Linguistics | Advanced Natural Language Processing
L645 | 3188 | Dr. Damir Cavar

3 Credits

In recent years, the fields of Natural Language Processing and
Information Retrieval have experienced a convergence of interests.
For researchers in NLP, IR represents a promising real-world
application. For researchers in IR, improvement of retrieval systems
and new experimental question answering systems require the
application of understandings found in NLP. Moreover, both NLP and
IR have converged on the use of probabilistic models and statistical
methods of analysis.
This course examines the convergence of NLP and IR through the lense
of large-scale analysis of texts, otherwise known as corpus
linguistics.
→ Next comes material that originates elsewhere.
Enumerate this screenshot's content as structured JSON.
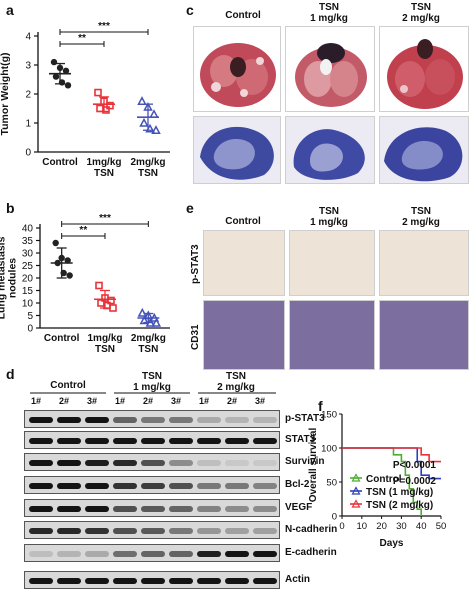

We examine the construction of corpora, the types of
linguistic analysis that they afford, and the interesting properties
of language that can be observed in studies of corpora. In addition
we consider probabilistic studies of corpora and models of language
that help account for properties of corpora, and the nature of IR
systems as linguistic corpora. A technical focus will lie on the
role of new standards and technologies based on XML for annotation
and processing of corpora. These perspectives help us better
understand the design and performance aspects of IR systems.
Readings for the course are drawn from current research literature
in NLP, corpus linguistics and IR. There are a small number of
focused assignments which are intended to illustrate principles of
corpus construction and analysis, and probabilistic models of
language. The final course project may be either substantial (~15
page) research paper or a programming project.